Jayanti Nayak, Sonali Kar, Monali Kar


Background: The current treatment of haemophilia is replacement of factor VIII or IX which is effective till development of inhibitor against factors. There has been no study on factor VIII inhibitors in Southern Odisha using Nijmegen–Bethesda assay. This study was planned with objectives to screen factor VIII inhibitors in hemophilia-A patients, to do quantitative estimation of it using Nijmegen-Bethesda assay and to explore factors associated with development of inhibitors.  

Methods: This cross-sectional study was carried out from September 2016 to August 2018 in Department of pathology, MKCG medical college, Berhampur. Haemophilia-A patients coming to MKCG medical college and registered Haemophilia-A cases under Haemophilia society of Berhampur were included. Patients denying consent and having multiple clotting factors deficiencies were excluded. 1.8ml blood was collected. Mixing study was done to screen factor VIII inhibitors and then in positive cases inhibitors level measured by Nijmegen-Bethesda method. All data were analysed using SPSS (version 16.0).

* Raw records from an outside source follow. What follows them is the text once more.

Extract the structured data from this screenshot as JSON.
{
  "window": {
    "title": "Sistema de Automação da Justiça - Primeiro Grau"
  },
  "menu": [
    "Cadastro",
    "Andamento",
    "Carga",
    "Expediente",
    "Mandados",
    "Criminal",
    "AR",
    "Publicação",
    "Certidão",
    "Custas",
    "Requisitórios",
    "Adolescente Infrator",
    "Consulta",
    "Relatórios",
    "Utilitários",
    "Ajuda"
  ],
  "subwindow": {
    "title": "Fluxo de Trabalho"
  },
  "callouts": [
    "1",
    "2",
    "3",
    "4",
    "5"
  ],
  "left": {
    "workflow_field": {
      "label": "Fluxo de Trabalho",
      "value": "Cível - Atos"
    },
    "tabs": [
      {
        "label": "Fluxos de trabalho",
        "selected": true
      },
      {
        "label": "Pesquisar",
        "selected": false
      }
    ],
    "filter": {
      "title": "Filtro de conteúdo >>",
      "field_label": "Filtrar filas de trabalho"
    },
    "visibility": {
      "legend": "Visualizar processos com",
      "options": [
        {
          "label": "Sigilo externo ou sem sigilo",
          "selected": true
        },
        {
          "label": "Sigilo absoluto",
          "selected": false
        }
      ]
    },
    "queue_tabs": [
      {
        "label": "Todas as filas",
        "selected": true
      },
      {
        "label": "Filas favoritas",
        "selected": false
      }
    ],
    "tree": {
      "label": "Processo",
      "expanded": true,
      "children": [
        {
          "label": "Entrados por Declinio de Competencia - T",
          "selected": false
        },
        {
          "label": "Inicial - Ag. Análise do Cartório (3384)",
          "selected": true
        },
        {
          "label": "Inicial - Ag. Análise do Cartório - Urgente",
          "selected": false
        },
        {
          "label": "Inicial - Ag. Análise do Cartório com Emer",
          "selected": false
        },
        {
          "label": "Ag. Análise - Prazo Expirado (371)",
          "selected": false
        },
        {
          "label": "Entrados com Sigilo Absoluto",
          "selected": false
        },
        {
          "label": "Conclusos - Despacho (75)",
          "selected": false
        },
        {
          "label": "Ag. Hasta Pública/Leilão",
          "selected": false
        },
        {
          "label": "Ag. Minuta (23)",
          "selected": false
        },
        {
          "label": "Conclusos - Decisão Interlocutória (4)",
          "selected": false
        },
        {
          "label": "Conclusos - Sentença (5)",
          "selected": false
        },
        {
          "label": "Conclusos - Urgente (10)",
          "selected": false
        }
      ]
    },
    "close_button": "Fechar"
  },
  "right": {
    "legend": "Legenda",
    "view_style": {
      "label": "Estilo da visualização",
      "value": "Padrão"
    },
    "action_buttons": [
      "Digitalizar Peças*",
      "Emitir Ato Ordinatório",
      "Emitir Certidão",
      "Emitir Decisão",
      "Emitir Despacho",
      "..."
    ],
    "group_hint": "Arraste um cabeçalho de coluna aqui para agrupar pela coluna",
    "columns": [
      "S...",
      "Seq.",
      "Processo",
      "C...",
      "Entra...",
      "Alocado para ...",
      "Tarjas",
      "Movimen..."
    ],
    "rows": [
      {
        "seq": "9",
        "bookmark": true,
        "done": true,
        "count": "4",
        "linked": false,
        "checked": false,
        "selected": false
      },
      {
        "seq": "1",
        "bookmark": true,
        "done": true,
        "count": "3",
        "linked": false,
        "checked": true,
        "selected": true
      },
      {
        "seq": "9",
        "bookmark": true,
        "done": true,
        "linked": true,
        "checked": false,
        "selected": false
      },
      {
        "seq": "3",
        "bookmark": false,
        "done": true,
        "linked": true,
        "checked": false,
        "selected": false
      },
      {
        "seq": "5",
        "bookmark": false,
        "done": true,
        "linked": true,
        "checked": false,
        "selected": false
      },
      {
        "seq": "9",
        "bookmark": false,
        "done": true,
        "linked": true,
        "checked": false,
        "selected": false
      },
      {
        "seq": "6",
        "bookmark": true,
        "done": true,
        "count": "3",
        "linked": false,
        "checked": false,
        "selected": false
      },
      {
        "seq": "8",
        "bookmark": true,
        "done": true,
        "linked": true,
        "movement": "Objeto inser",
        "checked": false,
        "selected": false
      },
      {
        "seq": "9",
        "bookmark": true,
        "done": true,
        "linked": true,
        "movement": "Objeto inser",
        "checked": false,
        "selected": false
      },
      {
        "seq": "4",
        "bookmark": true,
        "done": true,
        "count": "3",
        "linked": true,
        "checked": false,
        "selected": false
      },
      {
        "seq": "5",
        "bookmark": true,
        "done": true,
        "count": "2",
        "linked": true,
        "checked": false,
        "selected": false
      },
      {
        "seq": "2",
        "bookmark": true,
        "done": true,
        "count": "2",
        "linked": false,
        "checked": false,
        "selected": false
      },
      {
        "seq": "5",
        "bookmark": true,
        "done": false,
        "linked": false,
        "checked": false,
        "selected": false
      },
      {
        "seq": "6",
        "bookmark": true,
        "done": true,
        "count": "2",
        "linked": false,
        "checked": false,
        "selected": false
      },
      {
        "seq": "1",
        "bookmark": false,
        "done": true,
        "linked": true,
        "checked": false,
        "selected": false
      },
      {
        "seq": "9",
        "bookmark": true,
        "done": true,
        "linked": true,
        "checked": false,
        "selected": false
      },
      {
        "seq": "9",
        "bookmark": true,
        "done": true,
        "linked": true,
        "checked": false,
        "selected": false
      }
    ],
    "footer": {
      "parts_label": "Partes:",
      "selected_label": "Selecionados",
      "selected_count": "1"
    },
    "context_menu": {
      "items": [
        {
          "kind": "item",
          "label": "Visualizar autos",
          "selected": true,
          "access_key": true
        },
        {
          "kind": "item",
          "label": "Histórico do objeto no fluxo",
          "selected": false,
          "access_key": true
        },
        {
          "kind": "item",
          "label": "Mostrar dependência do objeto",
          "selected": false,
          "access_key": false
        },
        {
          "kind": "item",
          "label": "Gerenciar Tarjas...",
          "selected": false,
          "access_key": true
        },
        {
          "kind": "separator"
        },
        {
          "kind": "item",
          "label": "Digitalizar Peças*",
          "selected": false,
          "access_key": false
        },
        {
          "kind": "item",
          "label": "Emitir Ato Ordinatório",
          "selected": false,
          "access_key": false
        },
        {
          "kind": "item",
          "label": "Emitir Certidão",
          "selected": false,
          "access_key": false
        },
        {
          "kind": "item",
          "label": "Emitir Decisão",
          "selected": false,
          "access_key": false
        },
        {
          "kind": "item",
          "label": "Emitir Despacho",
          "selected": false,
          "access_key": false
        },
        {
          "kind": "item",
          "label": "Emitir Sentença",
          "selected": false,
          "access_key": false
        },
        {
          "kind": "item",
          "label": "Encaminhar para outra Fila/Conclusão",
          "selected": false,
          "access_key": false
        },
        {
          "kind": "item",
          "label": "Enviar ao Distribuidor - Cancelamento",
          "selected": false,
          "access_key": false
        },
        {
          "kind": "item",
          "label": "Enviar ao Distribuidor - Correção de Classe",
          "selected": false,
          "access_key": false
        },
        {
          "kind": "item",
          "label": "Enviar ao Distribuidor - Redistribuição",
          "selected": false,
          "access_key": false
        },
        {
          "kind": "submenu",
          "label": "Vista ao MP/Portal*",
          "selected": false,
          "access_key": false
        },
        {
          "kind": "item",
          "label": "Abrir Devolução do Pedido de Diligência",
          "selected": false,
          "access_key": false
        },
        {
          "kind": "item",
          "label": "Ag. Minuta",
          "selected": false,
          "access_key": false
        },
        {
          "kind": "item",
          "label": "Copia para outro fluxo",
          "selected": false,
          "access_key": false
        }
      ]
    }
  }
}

Results: 70 cases of Hemophilia-A patients were studied. Majority (50%) were with severe hemophilia-A. 7 patients developed inhibitors where 3 were high and 4 were low responders. Inhibitor level ranged from 0.8 to 64 Nijmegen-Bethesda units. Patients with severe hemophilia A, more than 10 transfusions and who switched to receive recombinant FVIII from other blood products developed inhibitors which were significant.

Conclusions: Severity of hemophilia, increase frequency of transfusion and switching of blood products significantly increases chances of inhibitor development and hence intensive inhibitor screening is needed in these cases. Quantification of inhibitor is needed to monitor treatment and to manage bleeding episodes effectively.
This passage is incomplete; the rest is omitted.